Olhando para trás, posso identificar o momento exato em que comecei a pensar que PinkPantheress poderia ser um verdadeiro gênio. “O que é algo que os fãs não sabem sobre você?” um entrevistador de rua desencarnado perguntou o cantor. “OK, sou careca por baixo, tenho a cabeça raspada”, ela se dirige para a câmera, apontando para sua franja: “Isso é uma peruca, sou careca literalmente.” Se a ideia aceita do estrelato pop é que ele se baseia na vaidade bem cuidada de um artista, é muito mais raro um artista enfraquecê-lo completamente. PinkPantheress é uma das maiores autoinventoras da música pop contemporânea, uma artista que combinou sua excentricidade com estilo e desempenhou um papel brilhante ao se tornar seu próprio desenho animado. Conversadora, maluca e uma fonte inesgotável de materials para memes, ela é uma estrela pop tão atraente quanto uma figura cômica; alguém que você poderia igualmente defender divas como Kelela, FKA twigs e Tinashe, bem como a resposta da geração Z a RuPaul, Pee-wee Herman ou Mr Bean.
Isso se destacou desde o início com alguns visuais incrivelmente engraçados: PinkPantheress fazendo o papel de uma mulher comum piscando, sentada em um assento na janela e andando em um táxi, explodindo Kylie Minogue e MIA através de seus fones de ouvido, antes de quebrar a quarta parede para provar seu valor como uma estrela pop. Abrindo o present, Stateside é uma faixa inegável repleta de um milhão de pequenos ganchos aos quais o público respondeu a cada passo. Este foi o caso durante todo o present; até mesmo para músicas que ela conseguiu turbinar (como o já épico Able to Love) ou que ela estava convencida de que eram obscuras em primeiro lugar (como o banger movido pela harpa Ophelia). Foi fascinante ver como o ex-produtor pop de quarto cresceu em todos os aspectos, como faixas discretas como Ache ou Only for Me poderiam coexistir com músicas de parar o present como Woman Like Me ou Romeo. Ela avançou incrivelmente longe em um período de tempo notavelmente curto, e é emocionante pensar o quão longe ela irá.

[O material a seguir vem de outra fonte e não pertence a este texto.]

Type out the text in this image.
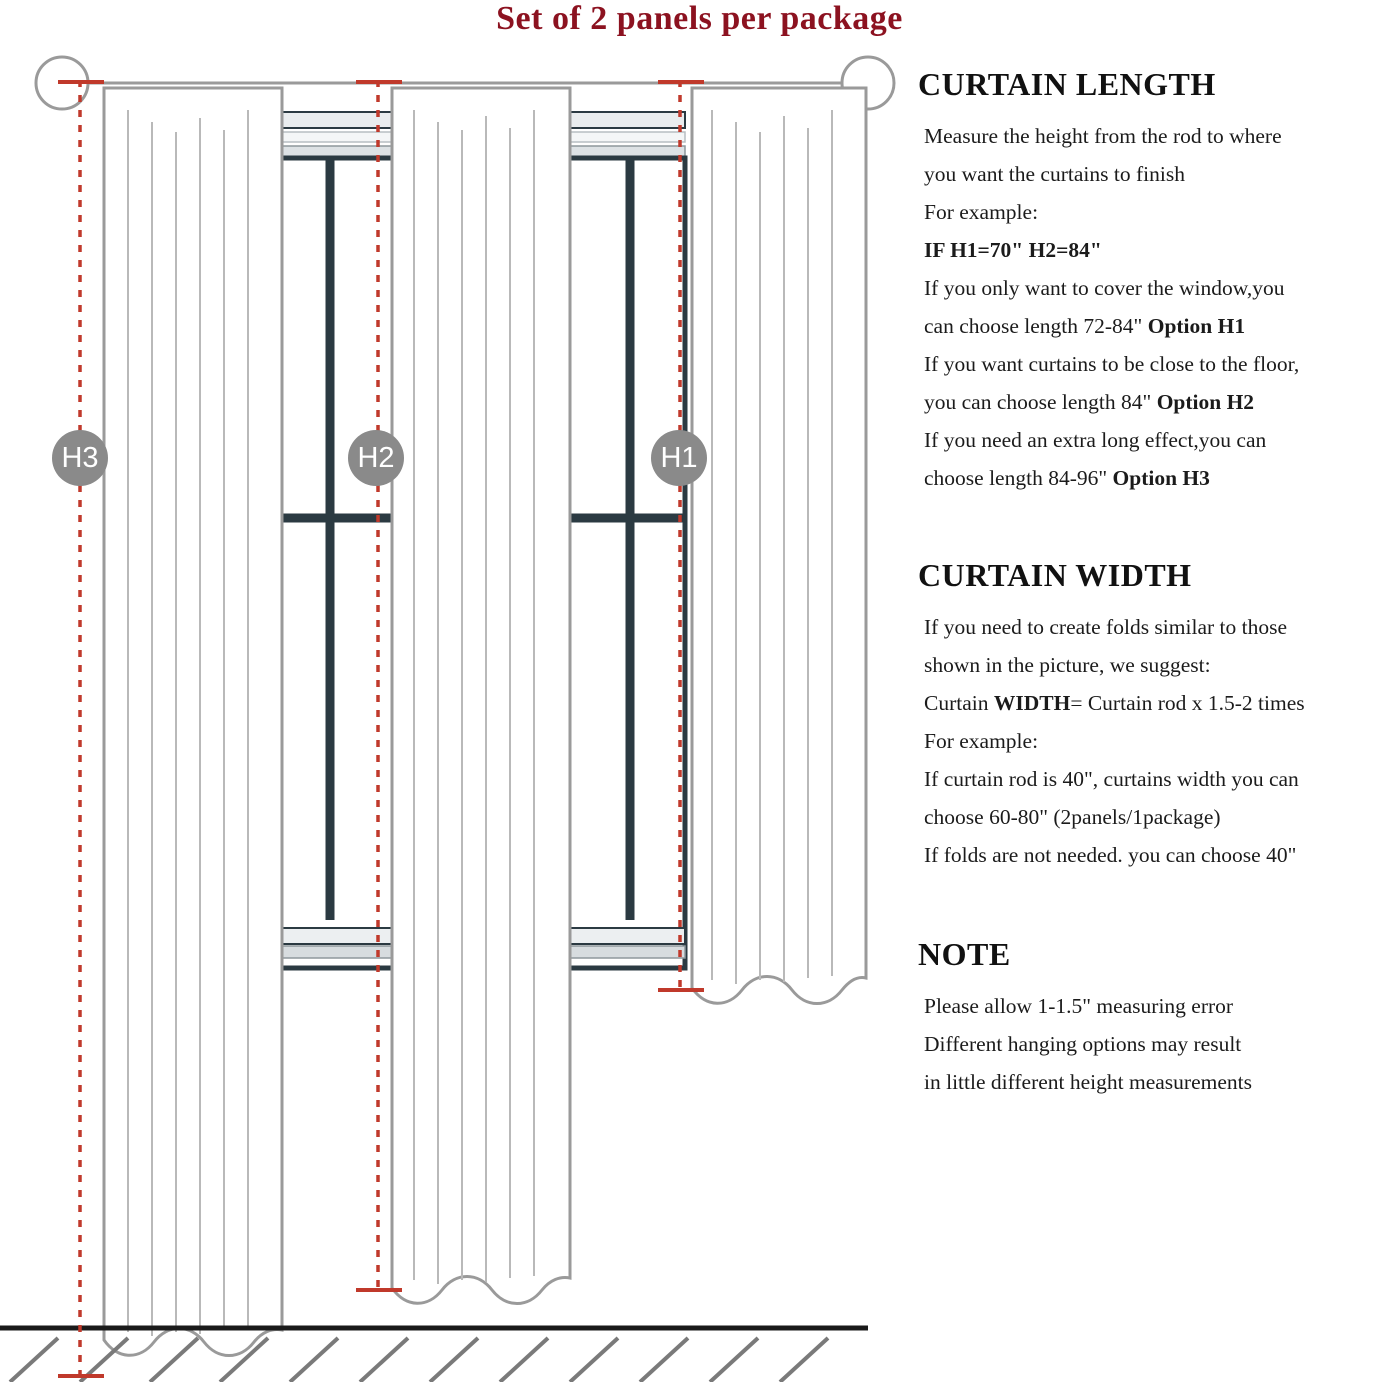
Set of 2 panels per package
H3	H2	H1
CURTAIN LENGTH
Measure the height from the rod to where
you want the curtains to finish
For example:
IF H1=70" H2=84"
If you only want to cover the window,you
can choose length 72-84" Option H1
If you want curtains to be close to the floor,
you can choose length 84" Option H2
If you need an extra long effect,you can
choose length 84-96" Option H3
CURTAIN WIDTH
If you need to create folds similar to those
shown in the picture, we suggest:
Curtain WIDTH= Curtain rod x 1.5-2 times
For example:
If curtain rod is 40", curtains width you can
choose 60-80" (2panels/1package)
If folds are not needed. you can choose 40"
NOTE
Please allow 1-1.5" measuring error
Different hanging options may result
in little different height measurements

Além de ser uma dupla extremamente simpática, a parceria do PinkPantheress com o DJ Joe também tem um tremendo valor musical. Ele não é simplesmente um exagero, mas um operador de controle, alguém que consegue gerenciar suavemente o ruído de entrada e saída. Juntos, sua capacidade aparentemente infinita de produção e seu domínio sobre como sequenciar músicas pesadas e ricocheteantes fazem deles uma equipe formidável. A banda de apoio do PinkPantheress também foi notável, especialmente o baterista Blake Cascoe, que foi capaz de lidar com batidas de selva e compassos de garagem tão agressivamente rápidos que houve momentos em que fiquei preocupado que seu braço pudesse quebrar completamente.

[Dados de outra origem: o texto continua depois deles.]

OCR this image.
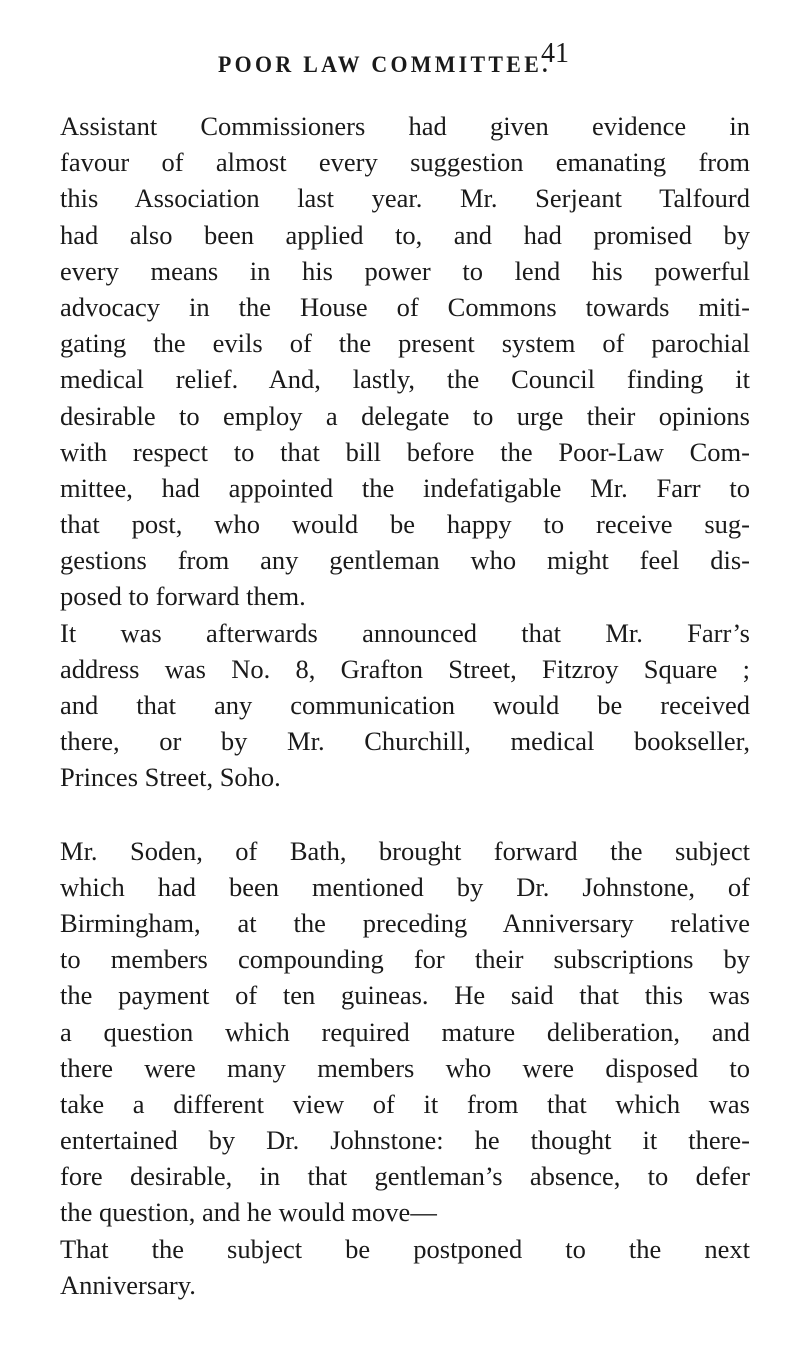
POOR LAW COMMITTEE.
41
Assistant Commissioners had given evidence in
favour of almost every suggestion emanating from
this Association last year. Mr. Serjeant Talfourd
had also been applied to, and had promised by
every means in his power to lend his powerful
advocacy in the House of Commons towards miti-
gating the evils of the present system of parochial
medical relief. And, lastly, the Council finding it
desirable to employ a delegate to urge their opinions
with respect to that bill before the Poor-Law Com-
mittee, had appointed the indefatigable Mr. Farr to
that post, who would be happy to receive sug-
gestions from any gentleman who might feel dis-
posed to forward them.
It was afterwards announced that Mr. Farr’s
address was No. 8, Grafton Street, Fitzroy Square ;
and that any communication would be received
there, or by Mr. Churchill, medical bookseller,
Princes Street, Soho.
Mr. Soden, of Bath, brought forward the subject
which had been mentioned by Dr. Johnstone, of
Birmingham, at the preceding Anniversary relative
to members compounding for their subscriptions by
the payment of ten guineas. He said that this was
a question which required mature deliberation, and
there were many members who were disposed to
take a different view of it from that which was
entertained by Dr. Johnstone: he thought it there-
fore desirable, in that gentleman’s absence, to defer
the question, and he would move—
That the subject be postponed to the next
Anniversary.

PinkPantheress subiu de nível tão radicalmente que é uma pena que seu present tenha sido prejudicado por um native inadequado, onde muitas vezes period difícil ver a cantora ou ouvi-la completamente. Um cara do som ansioso continuou tocando faixas de apoio em uma sucessão punitiva, forçando-a a continuar com o present, quando ela disse que queria fazer uma pausa e falar por um momento. Foi uma bênção que ela só tivesse a oportunidade de fazer isso quando as pessoas superaquecessem ou desmaiassem. Mesmo com o grande número de destaques, incluindo uma aparição surpresa de Kelela, que estreou um vislumbre de sua próxima colaboração, The Bridge, o lugar realmente estragou seu senso de ocasião. Realezas como PinkPantheress não deveriam ter que se curvar assim.